Fast forward to when it was time to start applying for internships, and I didn’t know where to begin. I knew I was going to be gone for a month of summer to study abroad in Italy, so that eliminated all of the 12-week long internship opportunities. If I worked into mid-August, I could manage a 10-week internship, but even then, my options were still limited. There was no way I could intern at a large magazine. There were no notable magazine companies anywhere near Orlando, my hometown, and I hadn’t spent a summer home in two years, so traveling was out of the equation. The only opportunities left were social media and public relations internships, but I had no social media experience on my resume. I felt so discouraged because I thought all of my editorial experience would go to waste. It wasn’t until I found ‘journalism’ under the list of majors on job listings that certain companies were looking for as interns for their social media departments.
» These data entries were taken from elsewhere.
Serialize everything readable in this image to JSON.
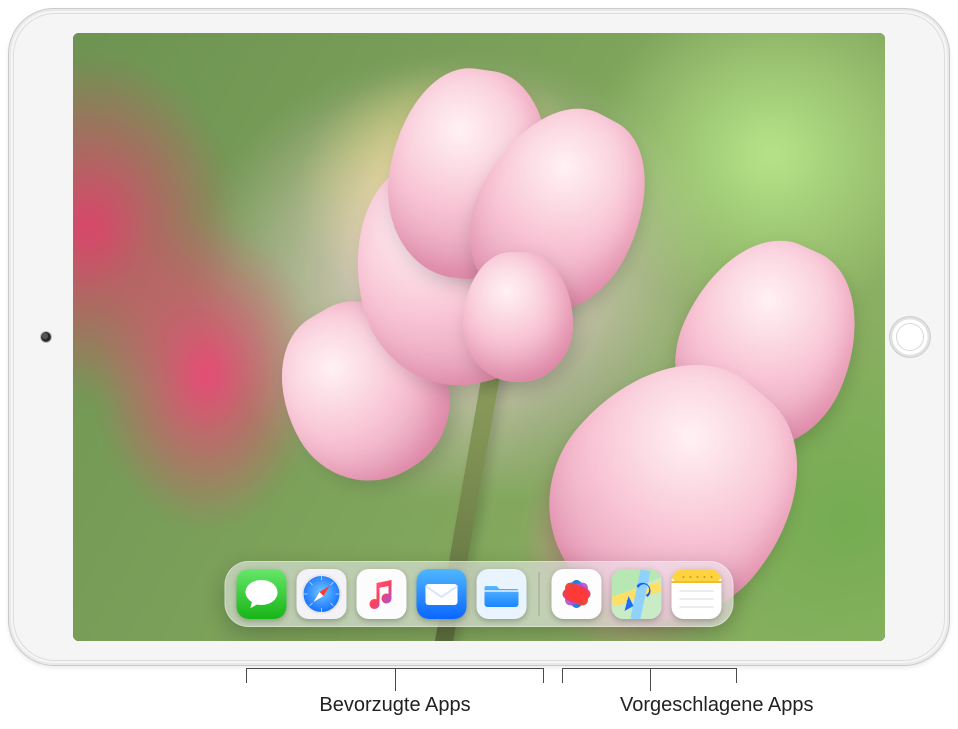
{
  "device": {
    "type": "iPad",
    "orientation": "landscape"
  },
  "dock": {
    "favorites": [
      {
        "id": "messages",
        "name": "Messages"
      },
      {
        "id": "safari",
        "name": "Safari"
      },
      {
        "id": "music",
        "name": "Music"
      },
      {
        "id": "mail",
        "name": "Mail"
      },
      {
        "id": "files",
        "name": "Files"
      }
    ],
    "suggested": [
      {
        "id": "photos",
        "name": "Photos"
      },
      {
        "id": "maps",
        "name": "Maps"
      },
      {
        "id": "notes",
        "name": "Notes"
      }
    ]
  },
  "callouts": {
    "favorites_label": "Bevorzugte Apps",
    "suggested_label": "Vorgeschlagene Apps"
  }
}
By some miracle, the day before I left for Italy, I got an offer to become a social media intern in downtown Orlando for a company that had large clients like Walt Disney World, Lockheed Martin, Universal Orlando Resort and even UF. Two weeks after accepting and embarking on my Italy adventure, I received an offer for another internship I applied for, to assist a photographer and micro-influencer with her Instagram game. It was remote and convenient for my schedule, so I was able to swing two great internships in social media. But my dreams of working for a magazine were put on hold. Although now I see this as irrational, I genuinely feared that with each bit of experience I gained in social media, the further away I was getting from the magazine industry.

One day I received a message on LinkedIn asking if I would be interested in interviewing for my dream internship at one of my favorite theme parks. I was shocked –– I didn’t even apply! After the excitement settled in, I had to explain that I wouldn’t be able to because of prior commitments for the Fall semester. Weeks later, I received another message asking if I could interview for spring. Obviously, I jumped on this opportunity.
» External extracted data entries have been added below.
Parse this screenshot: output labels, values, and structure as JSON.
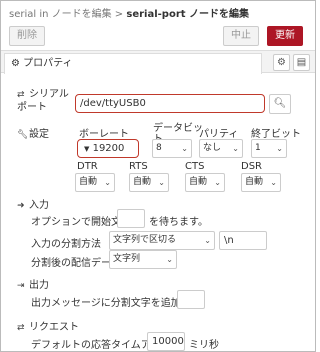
{
  "breadcrumb": {
    "prefix": "serial in ノードを編集 > ",
    "current": "serial-port ノードを編集"
  },
  "toolbar": {
    "delete_label": "削除",
    "cancel_label": "中止",
    "update_label": "更新"
  },
  "tab": {
    "label": "プロパティ"
  },
  "serial_port": {
    "label_line1": "シリアル",
    "label_line2": "ポート",
    "value": "/dev/ttyUSB0"
  },
  "settings": {
    "label": "設定",
    "baudrate_label": "ボーレート",
    "baudrate_value": "19200",
    "databits_label_line1": "データビッ",
    "databits_label_line2": "ト",
    "databits_value": "8",
    "parity_label": "パリティ",
    "parity_value": "なし",
    "stopbits_label": "終了ビット",
    "stopbits_value": "1",
    "dtr_label": "DTR",
    "dtr_value": "自動",
    "rts_label": "RTS",
    "rts_value": "自動",
    "cts_label": "CTS",
    "cts_value": "自動",
    "dsr_label": "DSR",
    "dsr_value": "自動"
  },
  "input": {
    "title": "入力",
    "start_char_prefix": "オプションで開始文字",
    "start_char_suffix": "を待ちます。",
    "split_label": "入力の分割方法",
    "split_value": "文字列で区切る",
    "split_char": "\\n",
    "deliver_label": "分割後の配信データ",
    "deliver_value": "文字列"
  },
  "output": {
    "title": "出力",
    "add_char_label": "出力メッセージに分割文字を追加する"
  },
  "request": {
    "title": "リクエスト",
    "timeout_label": "デフォルトの応答タイムアウト",
    "timeout_value": "10000",
    "timeout_unit": "ミリ秒"
  },
  "colors": {
    "accent": "#ad1625",
    "highlight": "#c0392b"
  }
}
Halfway through the first day of Fall semester, I received a call that would change the rest of my school year: after three interviews, I got the internship!

But it wouldn’t have happened if it weren’t for what I had accomplished through mediums like Her Campus, Odyssey and other editorial portfolio boosters. At the second interview, they didn’t even want to hear about my social media experience anymore. The deal breaker was the editorial experience. The way it was explained to me was that one cannot exist without the other. The tools used in social media management and editorial work are not only recommended but required in both fields.
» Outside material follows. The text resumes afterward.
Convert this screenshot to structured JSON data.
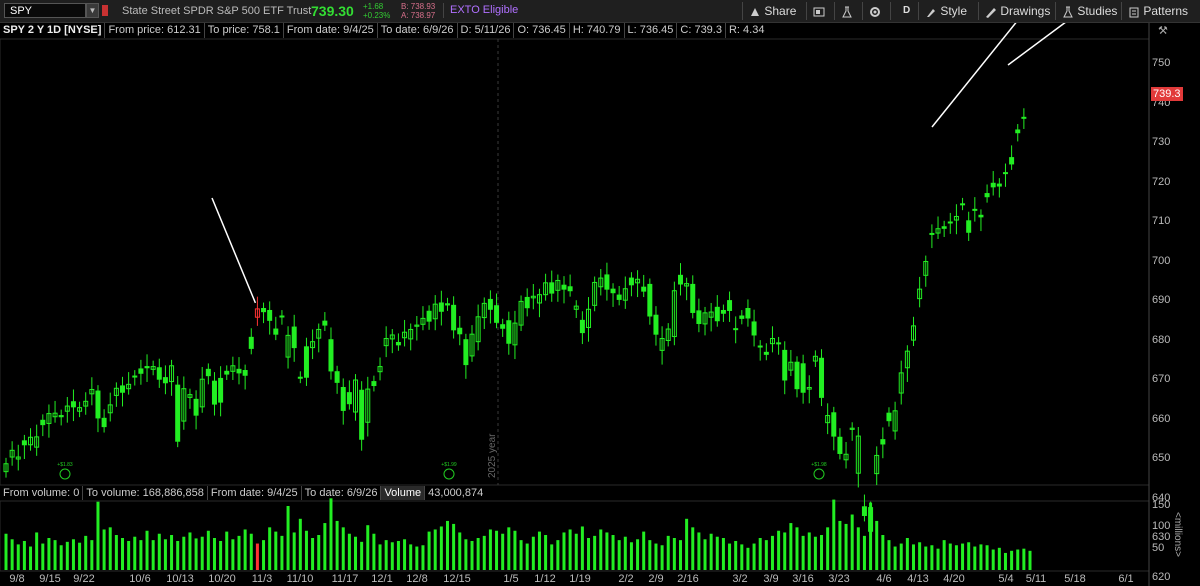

While I don’t know where I’ll be or what my future holds, I know this –– if I had been an advertising major, I wouldn’t have had the editorial experience I needed to get my dream internship. It’s not to say that you can’t have editorial experience while majoring in advertising, I just know that if I had, I personally wouldn’t have even bothered with editorial work. At the end of the day, it’s not the major, it’s what you do with it. Since I’m in journalism, I felt that I needed to load myself with editorial work, which ended up working out for me. But what it comes down to is just experience and the unique knowledge that you bring to the job.